The recalled eggs are now being sent to egg processing facilities, along with fresh ones that infected hens are still producing.
The eggs will be cooked, pasteurized and used in products like ice cream and mayonnaise. And while you may not want to eat the eggs, the F-D-A says it's legal to use those eggs in other products and safety experts insist there is little risk to consumers.
From an economic viewpoint, the price of eggs may be going up.
Wholesale egg prices are up 40 percent since the start of the recall. For consumers, that increase may soon be seen a supermarket near you.
The number of recalled eggs is staggering, 550 million so far. That's only about one percent of the number produced nationally.
Analysts say prices will go up if people keep buying eggs, but if demand decreases, so will the price.
So how do you know the eggs on your store shelves are safe to eat?
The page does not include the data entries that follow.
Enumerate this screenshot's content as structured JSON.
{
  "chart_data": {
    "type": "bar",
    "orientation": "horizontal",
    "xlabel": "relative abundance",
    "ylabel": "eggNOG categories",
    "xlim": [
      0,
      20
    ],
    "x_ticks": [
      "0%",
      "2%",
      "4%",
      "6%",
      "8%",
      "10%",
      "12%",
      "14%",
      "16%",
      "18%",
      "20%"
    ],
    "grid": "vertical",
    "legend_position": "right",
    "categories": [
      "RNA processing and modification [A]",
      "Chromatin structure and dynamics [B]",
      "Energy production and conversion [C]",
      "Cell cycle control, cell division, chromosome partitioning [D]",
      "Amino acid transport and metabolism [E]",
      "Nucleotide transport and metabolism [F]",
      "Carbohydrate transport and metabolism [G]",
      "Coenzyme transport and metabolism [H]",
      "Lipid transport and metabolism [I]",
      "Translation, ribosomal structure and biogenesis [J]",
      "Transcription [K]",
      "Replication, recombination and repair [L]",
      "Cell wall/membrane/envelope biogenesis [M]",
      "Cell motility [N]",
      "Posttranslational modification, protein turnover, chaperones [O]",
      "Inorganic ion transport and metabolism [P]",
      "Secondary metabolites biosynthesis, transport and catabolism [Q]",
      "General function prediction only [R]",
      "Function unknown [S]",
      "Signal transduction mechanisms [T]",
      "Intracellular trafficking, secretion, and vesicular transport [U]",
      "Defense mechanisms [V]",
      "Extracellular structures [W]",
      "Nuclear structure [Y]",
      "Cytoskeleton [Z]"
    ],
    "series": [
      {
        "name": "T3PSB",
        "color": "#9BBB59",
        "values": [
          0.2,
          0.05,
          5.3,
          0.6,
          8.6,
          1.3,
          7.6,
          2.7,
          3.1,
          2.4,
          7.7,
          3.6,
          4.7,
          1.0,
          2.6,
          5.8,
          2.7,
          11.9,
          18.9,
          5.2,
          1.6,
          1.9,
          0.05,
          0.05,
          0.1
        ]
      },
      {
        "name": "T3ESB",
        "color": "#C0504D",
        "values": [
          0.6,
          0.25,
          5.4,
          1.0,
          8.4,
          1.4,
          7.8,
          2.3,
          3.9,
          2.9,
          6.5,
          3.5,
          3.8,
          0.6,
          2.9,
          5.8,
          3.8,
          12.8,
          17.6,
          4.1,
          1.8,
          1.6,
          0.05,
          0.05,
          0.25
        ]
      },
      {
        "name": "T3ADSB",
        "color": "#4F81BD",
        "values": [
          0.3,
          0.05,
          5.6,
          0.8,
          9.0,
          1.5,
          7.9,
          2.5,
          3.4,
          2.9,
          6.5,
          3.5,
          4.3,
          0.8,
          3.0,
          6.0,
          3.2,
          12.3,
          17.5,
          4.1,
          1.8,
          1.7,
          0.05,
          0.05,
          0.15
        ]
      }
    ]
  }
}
First, cooking eggs kills salmonella. If you cook them at 160 degrees or higher until the white and the yolk are firm, you should be fine. But if you like your eggs runny, you need to be certain what type of eggs you have.
Second, know where your eggs are from. Most stores have signs up at the egg section, explaining their eggs are safe and why.
And third, if you buy local or organic, you should be okay.